Al riguardo, ancora, è incontroverso che non è sufficiente che tale fatto sia esposto nel corpo del motivo o che possa comprendersi dalla lettura di questo, atteso che è indispensabile che sia indicato in una parte, del motivo stesso, che si presenti a ciò specificamente e riassuntivamente destinata.

Non può in tal senso dubitarsi che allorchè nel ricorso per cassazione si lamenti un vizio di motivazione della sentenza impugnata in merito ad un fatto controverso, l’onere di indicare chiaramente tale fatto ovvero le ragioni per le quali la motivazione è insufficiente, imposto dall’art. 366-bis c.p.c., deve essere adempiuto non già e non solo illustrando il relativo motivo di ricorso, ma formulando, al termine di esso, una indicazione riassuntiva e sintetica, che costituisca un quid pluris rispetto all’illustrazione del motivo, e che consenta al giudice di valutare immediatamente l’ammissibilità del ricorso (in termini, ad esempio, Cass. 7 aprile 2008, n. 8897, nonchè Cass. 10 aprile 2010, n. 8555;

Cass. 10 marzo 2010, n. 5794).

I quesiti formulati a conclusione dei suddetti motivi non si attengono ai criteri sin qui enunciati.

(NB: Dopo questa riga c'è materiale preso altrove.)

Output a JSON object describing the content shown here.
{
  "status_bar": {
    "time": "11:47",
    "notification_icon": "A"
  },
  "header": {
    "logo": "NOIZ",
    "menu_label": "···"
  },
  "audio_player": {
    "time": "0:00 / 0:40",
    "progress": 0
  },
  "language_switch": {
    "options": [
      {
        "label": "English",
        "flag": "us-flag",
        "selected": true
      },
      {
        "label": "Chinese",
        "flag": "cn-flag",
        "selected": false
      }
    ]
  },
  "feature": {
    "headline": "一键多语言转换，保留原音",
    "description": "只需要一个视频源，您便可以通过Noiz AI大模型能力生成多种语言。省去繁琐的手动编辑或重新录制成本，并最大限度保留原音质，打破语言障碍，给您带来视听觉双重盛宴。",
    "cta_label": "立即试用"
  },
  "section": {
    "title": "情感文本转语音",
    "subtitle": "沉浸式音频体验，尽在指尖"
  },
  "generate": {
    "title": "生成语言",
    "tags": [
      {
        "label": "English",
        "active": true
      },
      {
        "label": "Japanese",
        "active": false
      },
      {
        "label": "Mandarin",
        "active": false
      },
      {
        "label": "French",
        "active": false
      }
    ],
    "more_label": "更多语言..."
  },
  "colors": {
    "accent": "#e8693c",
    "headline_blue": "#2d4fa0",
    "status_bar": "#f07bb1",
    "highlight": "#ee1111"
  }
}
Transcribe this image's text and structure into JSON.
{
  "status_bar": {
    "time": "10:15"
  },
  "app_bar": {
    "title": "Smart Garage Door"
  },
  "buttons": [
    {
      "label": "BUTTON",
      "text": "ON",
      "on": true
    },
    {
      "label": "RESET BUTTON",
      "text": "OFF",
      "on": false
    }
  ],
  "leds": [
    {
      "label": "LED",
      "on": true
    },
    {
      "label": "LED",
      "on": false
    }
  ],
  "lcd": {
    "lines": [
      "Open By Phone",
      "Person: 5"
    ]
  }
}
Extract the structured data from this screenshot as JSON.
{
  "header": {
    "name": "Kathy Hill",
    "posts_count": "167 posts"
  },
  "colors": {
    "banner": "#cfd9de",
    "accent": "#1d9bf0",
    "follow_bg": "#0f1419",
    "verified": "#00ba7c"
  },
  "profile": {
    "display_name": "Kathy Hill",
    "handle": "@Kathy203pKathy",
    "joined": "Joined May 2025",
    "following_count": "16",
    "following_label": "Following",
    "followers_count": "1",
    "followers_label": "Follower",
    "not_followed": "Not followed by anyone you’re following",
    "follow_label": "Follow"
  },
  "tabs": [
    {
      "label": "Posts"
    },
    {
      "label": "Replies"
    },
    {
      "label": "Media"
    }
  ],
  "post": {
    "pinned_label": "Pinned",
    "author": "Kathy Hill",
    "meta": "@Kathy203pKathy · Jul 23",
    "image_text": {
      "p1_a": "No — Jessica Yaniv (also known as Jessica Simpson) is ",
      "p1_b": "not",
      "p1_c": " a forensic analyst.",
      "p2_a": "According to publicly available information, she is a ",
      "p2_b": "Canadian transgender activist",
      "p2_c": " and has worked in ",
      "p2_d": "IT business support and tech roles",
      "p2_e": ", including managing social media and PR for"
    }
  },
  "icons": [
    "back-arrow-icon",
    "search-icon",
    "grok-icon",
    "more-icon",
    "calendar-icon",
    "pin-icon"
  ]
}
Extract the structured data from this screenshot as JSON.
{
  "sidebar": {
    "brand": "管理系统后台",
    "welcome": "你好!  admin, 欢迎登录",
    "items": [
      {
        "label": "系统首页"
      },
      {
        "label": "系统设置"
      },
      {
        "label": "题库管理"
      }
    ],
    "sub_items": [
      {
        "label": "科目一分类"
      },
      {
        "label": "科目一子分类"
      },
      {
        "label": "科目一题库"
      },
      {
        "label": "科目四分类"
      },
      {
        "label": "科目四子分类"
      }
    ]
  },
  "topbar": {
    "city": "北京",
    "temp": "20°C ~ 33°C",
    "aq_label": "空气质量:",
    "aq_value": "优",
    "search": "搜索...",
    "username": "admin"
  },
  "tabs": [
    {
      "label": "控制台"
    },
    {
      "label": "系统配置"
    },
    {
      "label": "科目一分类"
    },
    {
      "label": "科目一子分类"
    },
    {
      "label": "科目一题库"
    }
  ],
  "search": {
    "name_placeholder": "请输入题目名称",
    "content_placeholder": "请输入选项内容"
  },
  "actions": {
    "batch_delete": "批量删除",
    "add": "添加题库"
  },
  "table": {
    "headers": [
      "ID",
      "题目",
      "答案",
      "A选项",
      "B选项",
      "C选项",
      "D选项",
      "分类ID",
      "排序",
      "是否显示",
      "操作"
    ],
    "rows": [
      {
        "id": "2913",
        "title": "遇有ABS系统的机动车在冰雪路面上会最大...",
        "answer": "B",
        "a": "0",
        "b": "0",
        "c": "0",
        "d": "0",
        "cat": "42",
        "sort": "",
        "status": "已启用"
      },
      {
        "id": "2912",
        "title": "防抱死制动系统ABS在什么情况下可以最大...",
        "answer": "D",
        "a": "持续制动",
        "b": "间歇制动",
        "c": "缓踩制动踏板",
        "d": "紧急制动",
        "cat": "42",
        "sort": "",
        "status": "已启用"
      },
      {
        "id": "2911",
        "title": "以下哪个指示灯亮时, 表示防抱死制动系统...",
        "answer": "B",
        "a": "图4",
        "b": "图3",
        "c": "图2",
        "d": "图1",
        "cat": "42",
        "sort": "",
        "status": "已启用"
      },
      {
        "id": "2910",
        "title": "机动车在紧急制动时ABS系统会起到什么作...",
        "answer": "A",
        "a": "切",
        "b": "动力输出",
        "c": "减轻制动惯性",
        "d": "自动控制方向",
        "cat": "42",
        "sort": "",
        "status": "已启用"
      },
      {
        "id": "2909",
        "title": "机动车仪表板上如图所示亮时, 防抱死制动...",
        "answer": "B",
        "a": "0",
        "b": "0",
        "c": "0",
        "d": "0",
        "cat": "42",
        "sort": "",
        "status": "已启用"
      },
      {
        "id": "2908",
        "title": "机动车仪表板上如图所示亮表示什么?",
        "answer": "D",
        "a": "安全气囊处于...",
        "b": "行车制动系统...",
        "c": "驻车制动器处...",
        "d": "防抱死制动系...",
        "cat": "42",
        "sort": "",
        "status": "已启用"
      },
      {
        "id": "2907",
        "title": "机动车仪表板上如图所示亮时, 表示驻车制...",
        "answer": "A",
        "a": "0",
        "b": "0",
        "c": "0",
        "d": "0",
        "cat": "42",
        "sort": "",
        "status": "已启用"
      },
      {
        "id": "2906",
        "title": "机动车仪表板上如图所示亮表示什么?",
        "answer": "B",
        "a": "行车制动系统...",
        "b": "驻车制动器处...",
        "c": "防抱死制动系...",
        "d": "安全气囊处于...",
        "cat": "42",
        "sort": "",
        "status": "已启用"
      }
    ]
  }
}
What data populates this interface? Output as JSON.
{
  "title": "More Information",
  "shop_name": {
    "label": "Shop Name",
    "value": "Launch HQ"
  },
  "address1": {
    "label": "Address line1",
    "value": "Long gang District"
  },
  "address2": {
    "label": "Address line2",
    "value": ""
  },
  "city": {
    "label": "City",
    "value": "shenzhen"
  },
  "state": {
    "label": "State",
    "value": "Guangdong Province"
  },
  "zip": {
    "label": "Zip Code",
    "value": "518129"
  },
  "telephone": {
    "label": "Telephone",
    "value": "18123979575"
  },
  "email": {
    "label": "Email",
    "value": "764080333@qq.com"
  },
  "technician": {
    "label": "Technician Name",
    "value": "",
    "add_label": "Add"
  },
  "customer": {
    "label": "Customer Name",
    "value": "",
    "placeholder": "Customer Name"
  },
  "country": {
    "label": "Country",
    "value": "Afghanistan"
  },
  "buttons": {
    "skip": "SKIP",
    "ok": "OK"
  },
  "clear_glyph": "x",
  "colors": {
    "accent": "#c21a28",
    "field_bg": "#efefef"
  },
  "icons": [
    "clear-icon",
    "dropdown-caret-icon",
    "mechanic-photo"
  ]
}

Va peraltro rilevato che i motivi vertono su circostanze di fatto il cui esame è insindacabile in sede di legittimità, in presenza di motivazione congrua ed immune da vizi logici o giuridici.

Per tali ragioni il ricorso deve essere dichiarato inammissibile, con condanna di parte ricorrente alle spese del giudizio di cassazione che si liquidano come in dispositivo.
P.Q.M.

La Corte dichiara il ricorso inammissibile e condanna parte ricorrente alle spese del giudizio di cassazione che si liquidano in complessivi Euro 1.700,00 di cui Euro 1.500,00 per onorari, oltre rimborso forfettario delle spese generali ed accessori come per legge.

Testo non ufficiale. La sola stampa del bollettino ufficiale ha carattere legale.